Doing Business Abroad
Welcome to the New Year! I’m happy that we have so many people availing themselves of these complimentary articles. If there’s a topic you would like to read about, send me an e-mail at the address listed elsewhere on this site.
I’ve recently returned from a trip to Australia, Thailand, Hong Kong, and Japan. Earlier in 1997 I was in Spain, and the year before in Italy. In February, I’m due to be in England, France, Luxembourg, and Germany. There is a great deal of business around the world for US-based consultants, whether through domestic, global companies or organizations based overseas.
The keys to doing business abroad, in my view, include:
- Arrange for payment in US dollars drawn on US banks, preferably payable in advance.

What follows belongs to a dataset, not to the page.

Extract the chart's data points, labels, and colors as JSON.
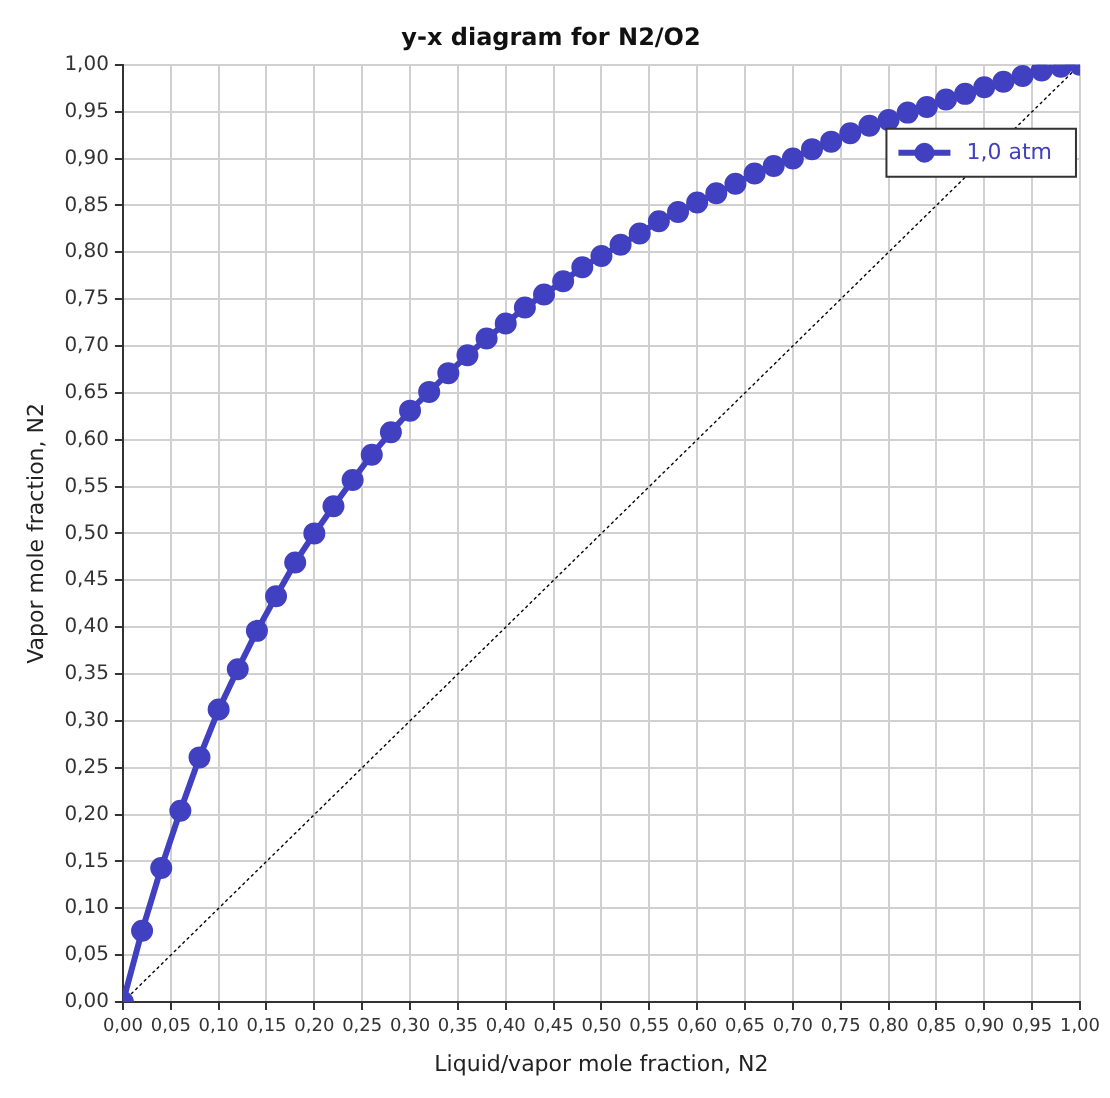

While I was in Thailand, for example, the currency (baht) plunged to an historic low against the dollar.
- Provide for materials to be duplicated locally. It’s often tough to get things through customs, and local paper size, electricity, and formats are often different from what you’re accustomed to. Let your local contacts take care of the logistics.
- Use limos and personal drivers. Traffic is often dreadful, you can’t expect taxi drivers to speak fluent English, sometimes security is a concern (even in places such as Mexico City and Rio), and you need to minimize your stress levels while doing business. Rates for private cares are usually very reasonable, and your client will often provide them if asked.
- Do not rely on audio/visual support. Not only does availability vary, but the quality isn’t always what you’d expect. Conference rooms are not always similar to US norms. Plan to do without them as a contingency, if you must.
- Virtually all executives and even most managers speak passable English. If you speak slowly, there’s no problem. Learn enough of the local language to introduce yourself, find the rest rooms, order a meal or drink, and make your hosts comfortable.
- In many places, people like to contemplate information before rendering an opinion. This is not a language or comprehension problem, although some short-sighted Americans think it is. Don’t expect or demand immediate response to material provided, unless you’ve arranged for prior dissemination.
- It’s often impolite to provide any feedback that may be construed as critical of superiors. Don’t make people uncomfortable by asking for it. Keep discourse positive.
- You’ll often be told “yes” out of courtesy, even though that’s not what’s really meant. Don’t accept it as a commitment beyond the immediate intent. (The Japanese word “hai” which is used repeatedly, actually means “I’ve heard you,” and not “yes.”)
- Suggest to your US clients/contacts that you’re sensitive to overseas requirements and would be prepared to extend your projects to remote sites.
- When abroad, make contact with local management associations (e.g., the Singapore Institute of Management) which would welcome a guest speaker from the US on someone else’s dollar, and which will provide you with an audience of potential buyers.
- Finally, have fun. Travel is one of the primary benefits of this profession, and the intellectual breadth derived from travel is to be relished.